Humble Pie – The Atlanta Years

by TW on July 13, 2011

Humble Pie The Atlanta Years 300x300 Humble Pie   The Atlanta Years

Humble Pie’s The Atlanta Years could just as well be called Steve Marriott, The Atlanta Years, as he is the driving force behind these recordings. The singer/songwriter/guitarist had relocated to the Peach State in the 1980s and re-formed Humble Pie once again after the lineup (Marriott, guitarist Bobby Tench, bassist Anthony Jones and drummer Jerry Shirley) from an earlier re-formed Pie called it quits in 1981.

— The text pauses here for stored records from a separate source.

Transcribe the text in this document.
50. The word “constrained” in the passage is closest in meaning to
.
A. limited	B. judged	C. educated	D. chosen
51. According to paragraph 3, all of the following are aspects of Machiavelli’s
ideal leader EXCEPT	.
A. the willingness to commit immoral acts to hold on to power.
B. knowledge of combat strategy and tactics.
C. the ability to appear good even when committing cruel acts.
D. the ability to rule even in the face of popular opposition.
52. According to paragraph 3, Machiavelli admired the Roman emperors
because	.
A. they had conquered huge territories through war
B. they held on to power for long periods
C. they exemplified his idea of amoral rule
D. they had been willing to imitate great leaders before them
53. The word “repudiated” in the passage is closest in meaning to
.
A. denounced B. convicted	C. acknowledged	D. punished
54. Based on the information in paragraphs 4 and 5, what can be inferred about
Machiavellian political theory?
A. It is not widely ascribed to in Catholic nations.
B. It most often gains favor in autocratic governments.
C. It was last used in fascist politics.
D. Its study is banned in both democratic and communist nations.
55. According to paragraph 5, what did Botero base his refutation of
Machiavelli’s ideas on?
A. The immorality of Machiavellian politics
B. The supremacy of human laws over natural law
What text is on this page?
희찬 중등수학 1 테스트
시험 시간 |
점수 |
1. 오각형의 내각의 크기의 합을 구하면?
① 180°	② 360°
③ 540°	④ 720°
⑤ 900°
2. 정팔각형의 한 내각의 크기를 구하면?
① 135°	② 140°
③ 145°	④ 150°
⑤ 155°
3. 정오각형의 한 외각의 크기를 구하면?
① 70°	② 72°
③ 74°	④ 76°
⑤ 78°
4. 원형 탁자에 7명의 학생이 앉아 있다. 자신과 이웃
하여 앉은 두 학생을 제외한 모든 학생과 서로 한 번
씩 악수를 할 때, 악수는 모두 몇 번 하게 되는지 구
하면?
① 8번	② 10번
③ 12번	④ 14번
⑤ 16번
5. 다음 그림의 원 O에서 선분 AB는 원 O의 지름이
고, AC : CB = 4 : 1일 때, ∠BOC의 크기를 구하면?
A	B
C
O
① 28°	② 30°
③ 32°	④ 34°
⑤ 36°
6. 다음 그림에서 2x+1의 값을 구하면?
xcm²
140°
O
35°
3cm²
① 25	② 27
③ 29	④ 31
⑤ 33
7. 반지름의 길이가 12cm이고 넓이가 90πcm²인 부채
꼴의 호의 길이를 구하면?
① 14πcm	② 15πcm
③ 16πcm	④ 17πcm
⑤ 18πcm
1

That said, The Atlanta Years is worth investigating. Nine studio cuts are appended with seven live performances from Marriott’s Atlanta days. The studio sides find Marriott still capable of delivering the bluesy rock that he built his name on. His voice is still full of raspy splendor on  “Heartbreaker,” a funky organ-driven R&B shuffle, and laced with whiskey on “Ain’t You Glad (New York Can’t Talk).” The Cockney swagger of “Poor Man’s Rich Man” is classic Marriott, and a bridge between his time with the Small Faces and Humble Pie. The songs have a work-in-progress feel, but are still developed enough to stand on their own. The live cuts are sweaty slices of Marriott in his element. Listen as he takes the crowd through the 15-minute assault of “I Don’t Need No Doctor” or the cranky “Hallelujah I Love Her So,” full of tight guitar licks and double entendres.

Though Marriott lived the rock star life, he was virtually destitute for years. A very personal interview with ex-wife Pam Stephens reveals the couple’s daily struggles of just having enough to eat, all the while being holed up in a Southern mansion. Marriott was a challenging but engaging personality, enough so to keep fans and hangers-on coming back for more until the larger-than-life musician’s life was cut down by a house fire in 1991. Just as talk of a reunion with original Humble Pie mate Peter Frampton was surfacing, Marriott was taken away. In Atlanta, Marriott sang “Trouble You Can’t Fool Me,” and he was singing from experience.